We did not become a family in the house that we live in. The home we brought each of our babies to was a single wide mobile home. It was nice, only a few years old and the biggest that you can get. We spent a lot of time re-arranging after every birthday or Christmas when the kids got new clothes or more toys. Our third baby had to share our bedroom until she was done breastfeeding, then she shared a room with her big sister. A room in a trailer with a twin size bed and a crib in it. We literally had to take the door off the closet because there was not enough room to open it. You could hear what was going on in the kitchen from the master bathroom and they were at different ends of the house. Yet, somehow, it was the best home we have shared as a family. The house we live in now is three times the size as that trailer. The kids each have their own bedrooms, which are the size of the living room in our old house.
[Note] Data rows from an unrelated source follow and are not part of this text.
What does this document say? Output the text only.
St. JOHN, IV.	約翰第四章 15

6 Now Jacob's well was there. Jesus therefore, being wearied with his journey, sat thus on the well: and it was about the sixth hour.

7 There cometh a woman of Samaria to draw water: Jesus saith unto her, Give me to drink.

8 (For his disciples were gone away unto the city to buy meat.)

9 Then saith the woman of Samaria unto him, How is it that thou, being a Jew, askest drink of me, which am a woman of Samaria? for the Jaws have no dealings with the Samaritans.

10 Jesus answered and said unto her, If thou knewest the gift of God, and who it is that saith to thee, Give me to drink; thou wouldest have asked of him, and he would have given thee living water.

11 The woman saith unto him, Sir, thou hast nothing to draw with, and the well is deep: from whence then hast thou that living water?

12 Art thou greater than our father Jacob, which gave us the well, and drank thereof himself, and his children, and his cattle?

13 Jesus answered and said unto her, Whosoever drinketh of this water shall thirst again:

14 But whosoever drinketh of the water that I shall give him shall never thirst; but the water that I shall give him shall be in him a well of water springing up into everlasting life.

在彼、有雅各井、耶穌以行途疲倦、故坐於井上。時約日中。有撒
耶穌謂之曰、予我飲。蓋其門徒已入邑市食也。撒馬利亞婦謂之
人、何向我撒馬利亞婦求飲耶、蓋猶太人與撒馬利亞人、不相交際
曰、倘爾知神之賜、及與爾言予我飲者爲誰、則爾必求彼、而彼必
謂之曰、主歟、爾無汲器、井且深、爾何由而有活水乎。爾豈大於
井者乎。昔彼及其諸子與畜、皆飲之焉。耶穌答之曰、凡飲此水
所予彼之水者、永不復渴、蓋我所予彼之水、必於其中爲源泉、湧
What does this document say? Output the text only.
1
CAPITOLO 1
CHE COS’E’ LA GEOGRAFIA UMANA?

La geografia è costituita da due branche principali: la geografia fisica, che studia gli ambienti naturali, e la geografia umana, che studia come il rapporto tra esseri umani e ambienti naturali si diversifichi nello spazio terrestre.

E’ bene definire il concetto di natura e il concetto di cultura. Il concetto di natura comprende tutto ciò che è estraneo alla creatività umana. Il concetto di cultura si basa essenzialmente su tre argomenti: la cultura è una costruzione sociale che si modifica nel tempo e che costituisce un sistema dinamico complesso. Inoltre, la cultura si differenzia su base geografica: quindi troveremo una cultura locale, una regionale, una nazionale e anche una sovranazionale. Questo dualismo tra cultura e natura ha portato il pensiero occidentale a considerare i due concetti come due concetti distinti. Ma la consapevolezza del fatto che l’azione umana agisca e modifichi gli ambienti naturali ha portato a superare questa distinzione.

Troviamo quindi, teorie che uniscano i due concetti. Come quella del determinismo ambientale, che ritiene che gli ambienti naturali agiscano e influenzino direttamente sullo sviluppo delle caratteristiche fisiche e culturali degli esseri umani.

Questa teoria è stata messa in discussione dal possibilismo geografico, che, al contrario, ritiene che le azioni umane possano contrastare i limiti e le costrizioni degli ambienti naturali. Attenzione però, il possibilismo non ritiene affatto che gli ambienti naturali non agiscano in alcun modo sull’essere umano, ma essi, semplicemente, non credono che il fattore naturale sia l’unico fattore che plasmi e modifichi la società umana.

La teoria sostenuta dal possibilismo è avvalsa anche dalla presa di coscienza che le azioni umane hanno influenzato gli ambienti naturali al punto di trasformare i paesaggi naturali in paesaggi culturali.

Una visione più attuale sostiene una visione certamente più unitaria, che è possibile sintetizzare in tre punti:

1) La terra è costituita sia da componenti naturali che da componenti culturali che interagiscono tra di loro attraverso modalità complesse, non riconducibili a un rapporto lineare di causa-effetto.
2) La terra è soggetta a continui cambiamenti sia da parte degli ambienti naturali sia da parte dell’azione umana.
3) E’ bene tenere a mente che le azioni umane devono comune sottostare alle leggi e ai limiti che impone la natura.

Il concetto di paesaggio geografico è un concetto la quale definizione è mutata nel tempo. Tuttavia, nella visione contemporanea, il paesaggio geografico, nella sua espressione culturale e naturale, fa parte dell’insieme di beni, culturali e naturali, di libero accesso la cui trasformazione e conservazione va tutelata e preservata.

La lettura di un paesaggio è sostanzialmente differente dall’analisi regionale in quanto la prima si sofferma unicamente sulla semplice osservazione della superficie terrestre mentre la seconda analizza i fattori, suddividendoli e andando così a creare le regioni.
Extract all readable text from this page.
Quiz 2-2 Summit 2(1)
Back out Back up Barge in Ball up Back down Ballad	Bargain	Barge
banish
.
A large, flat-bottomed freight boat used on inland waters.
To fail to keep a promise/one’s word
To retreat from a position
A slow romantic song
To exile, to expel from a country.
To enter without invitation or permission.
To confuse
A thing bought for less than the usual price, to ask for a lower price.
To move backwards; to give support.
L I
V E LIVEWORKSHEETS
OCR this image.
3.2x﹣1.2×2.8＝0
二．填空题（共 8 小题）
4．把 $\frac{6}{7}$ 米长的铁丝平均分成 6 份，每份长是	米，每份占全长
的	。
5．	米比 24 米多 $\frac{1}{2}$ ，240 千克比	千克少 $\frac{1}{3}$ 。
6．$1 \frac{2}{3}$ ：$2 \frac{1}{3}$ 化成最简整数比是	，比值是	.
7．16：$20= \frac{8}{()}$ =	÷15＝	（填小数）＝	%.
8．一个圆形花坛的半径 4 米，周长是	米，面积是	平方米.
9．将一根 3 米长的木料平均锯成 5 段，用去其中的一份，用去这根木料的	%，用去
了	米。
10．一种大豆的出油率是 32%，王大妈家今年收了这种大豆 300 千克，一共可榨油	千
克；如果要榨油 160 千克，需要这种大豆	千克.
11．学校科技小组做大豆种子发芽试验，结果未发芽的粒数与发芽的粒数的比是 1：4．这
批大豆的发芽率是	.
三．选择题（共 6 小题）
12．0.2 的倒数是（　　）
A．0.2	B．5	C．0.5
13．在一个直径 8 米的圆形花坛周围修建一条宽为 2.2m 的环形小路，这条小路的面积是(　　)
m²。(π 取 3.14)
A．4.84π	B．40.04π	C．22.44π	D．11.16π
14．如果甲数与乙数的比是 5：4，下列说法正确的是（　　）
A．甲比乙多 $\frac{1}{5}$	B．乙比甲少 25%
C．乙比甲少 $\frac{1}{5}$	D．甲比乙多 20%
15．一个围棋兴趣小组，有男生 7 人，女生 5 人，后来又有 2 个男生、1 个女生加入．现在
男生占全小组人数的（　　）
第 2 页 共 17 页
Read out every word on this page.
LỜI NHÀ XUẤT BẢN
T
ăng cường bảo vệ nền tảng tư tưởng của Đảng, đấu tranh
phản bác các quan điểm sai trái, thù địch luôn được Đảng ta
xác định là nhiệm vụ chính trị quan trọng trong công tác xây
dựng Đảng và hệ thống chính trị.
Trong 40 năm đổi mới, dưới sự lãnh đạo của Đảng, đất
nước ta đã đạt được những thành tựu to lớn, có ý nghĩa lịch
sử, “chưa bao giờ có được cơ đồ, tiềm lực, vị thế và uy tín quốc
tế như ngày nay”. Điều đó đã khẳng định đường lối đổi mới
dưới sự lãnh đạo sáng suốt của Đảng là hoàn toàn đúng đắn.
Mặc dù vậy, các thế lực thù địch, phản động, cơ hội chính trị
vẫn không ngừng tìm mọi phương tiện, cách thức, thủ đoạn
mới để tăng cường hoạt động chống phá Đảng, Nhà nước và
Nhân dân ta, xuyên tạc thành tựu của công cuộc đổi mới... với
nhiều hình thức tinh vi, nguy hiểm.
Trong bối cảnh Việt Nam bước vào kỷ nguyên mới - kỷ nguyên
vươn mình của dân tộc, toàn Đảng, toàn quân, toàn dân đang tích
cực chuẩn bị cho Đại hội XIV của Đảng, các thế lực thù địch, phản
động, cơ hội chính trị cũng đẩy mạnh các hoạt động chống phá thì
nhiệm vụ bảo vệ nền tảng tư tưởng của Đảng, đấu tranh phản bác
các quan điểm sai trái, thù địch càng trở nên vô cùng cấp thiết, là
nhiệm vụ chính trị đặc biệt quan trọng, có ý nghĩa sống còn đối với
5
My kids often remember times in our "old house." It sometimes seems that we were happier when we were crammed into a small space together. Maybe it was just easier then. The kids were younger and that was the only life they had known. Sometimes when I think about going home I think of the old house. We have only lived in the "new house" for two years. I guess it just takes longer than that to fill it up with happiness and good times. Maybe it's like a balloon and I need to push a lot of laughter and smiles through at the beginning, and before we know it, our happiness will be expanding without much effort.

Wednesday, October 6, 2010

Why fivesocks?

So, I have wanted to start a blog for a while. I have lots of opinions, and my three young children are not a very captive audience, so here I am. I chose fivesocks as my blog title because at the end of folding laundry, we always have socks that have no mates. And, since we are a family of five, we have 5 socks without mates. Socks are a big issue in my life. My two older kids are playing soccer this year. I was desperate to give my 5 year old son the "team" atmosphere. He can be a difficult child, and the best little boy ever just 3 minutes later. Anyway, we were talking about socks. I have four diffirent brands of socks in his drawer because he is "one of those kids." He has a fit when he gets his socks on. They have bumps according to him, or they just aren't right. With the warm summer months a thing of the past (taking with them sandle and Croc wearing weather), we are again struggling with socks. We were doing well-even with the shin guards-until the soccer socks. Now, not being an official soccer mom (I refuse to own a minivan), I never even knew these things existed. Now I know they exist just to torture the mothers of kids with clothing issues. My son had a full-blown fit over these socks. I'm talking screaming and kicking his grandfather, throwing his body onto the ground, flinging his shoes in the air. So, hooray for me-I carried him onto the soccer field and stood there until he joined his team. (mom 1, socks 0) Sometime later that week, I did what any mother would do. I took a $7 pair of brand-new Adidas Soccer socks and cut the feet off of them . Problem solved. At least for soccer.